General Tips for Box Squats:

    1. Use a box that is the right height for appropriate squat depth. Do you really need a box to tell you your squats are high? I’ll help with that: “your squats are high”. Now suck it up and drop your squats into the hole.
    2. Never anticipate the box. Don’t squat to sit onto the box. Keep descending with proper squat technique until you hit the box then drive back up. If you are slightly surprised by hitting the box then you’re doing it right.
    3. Land lightly on the box. Descend in a controlled manner and land lightly on the box. Plopping down hard on the box with a loaded bar on your back is a sure way to end your lifting career.
  1. Unless you’re doing full box squats, once your squatting issue is resolved, move on to regular squats.

If you’re using the box squat because it’s in the latest edition of the Spartacus Leg Mauling training program, step back and assess why you’re using the box. If it’s a fit with your training goals, select the appropriate method and a box that will drop you into the hole.



Go Slow – Train Yourself to be Weak

I picked up a little flyer at one of the major gym chains the other day. It appears to be noob training advice for their 2012 Fitness Challenge. If I may quote:

GO SLOW

GO SLOW

Get the most out of each rep by contracting and releasing slowly. Aim for a 5-second count in each direction.

In which sport exactly do you train to function slowly? As a football coach are you going to train your offensive linemen to aim for five seconds to come off the line when the ball is snapped? The play will be over by the time he makes it out of his three point stance! Ok, that’s a bit generous, he’ll be flat on his CENSORED before he gets to 3…
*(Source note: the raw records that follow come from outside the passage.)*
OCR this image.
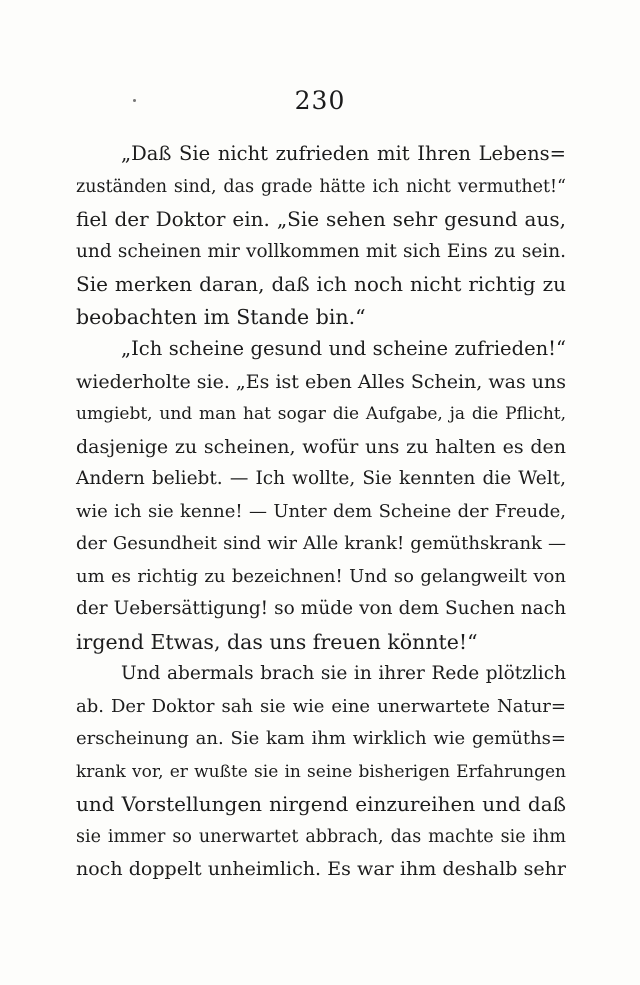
230
„Daß Sie nicht zufrieden mit Ihren Lebens=
zuständen sind, das grade hätte ich nicht vermuthet!“
fiel der Doktor ein. „Sie sehen sehr gesund aus,
und scheinen mir vollkommen mit sich Eins zu sein.
Sie merken daran, daß ich noch nicht richtig zu
beobachten im Stande bin.“
„Ich scheine gesund und scheine zufrieden!“
wiederholte sie. „Es ist eben Alles Schein, was uns
umgiebt, und man hat sogar die Aufgabe, ja die Pflicht,
dasjenige zu scheinen, wofür uns zu halten es den
Andern beliebt. — Ich wollte, Sie kennten die Welt,
wie ich sie kenne! — Unter dem Scheine der Freude,
der Gesundheit sind wir Alle krank! gemüthskrank —
um es richtig zu bezeichnen! Und so gelangweilt von
der Uebersättigung! so müde von dem Suchen nach
irgend Etwas, das uns freuen könnte!“
Und abermals brach sie in ihrer Rede plötzlich
ab. Der Doktor sah sie wie eine unerwartete Natur=
erscheinung an. Sie kam ihm wirklich wie gemüths=
krank vor, er wußte sie in seine bisherigen Erfahrungen
und Vorstellungen nirgend einzureihen und daß
sie immer so unerwartet abbrach, das machte sie ihm
noch doppelt unheimlich. Es war ihm deshalb sehr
Now, there are times and places to include slow-count work in your training program, but if you don’t know why you’re doing it, do yourself a huge favor – just don’t. This flyer spews one of the single worst pieces of training advice I’ve ever read (IMHBCO). I already spend far too much time training new lifters to speed up their lifts, and complete them explosively.

If I were to give advice to new lifters without knowing their training goals, I would go in the opposite direction:

  • When learning a new exercise, perform it in a deliberate manner until you can perform it properly – deliberate does not mean SLOW, perform the movements only as slowly as needed to complete the exercise properly
  • Control the bar throughout the range of motion on both the eccentric (downward portion of the lift) and concentric (upward portion of the lift) movements
  • Lower the bar in a quick but controlled manner
  • Raise the bar explosively, try to complete the concentric portion of the lift as powerfully as possible
Why?
What is power – work divided by time. If I’m lifting the bar in half a second, and you’re aiming for a 5-second count, I am generating 10 times as much power as you are.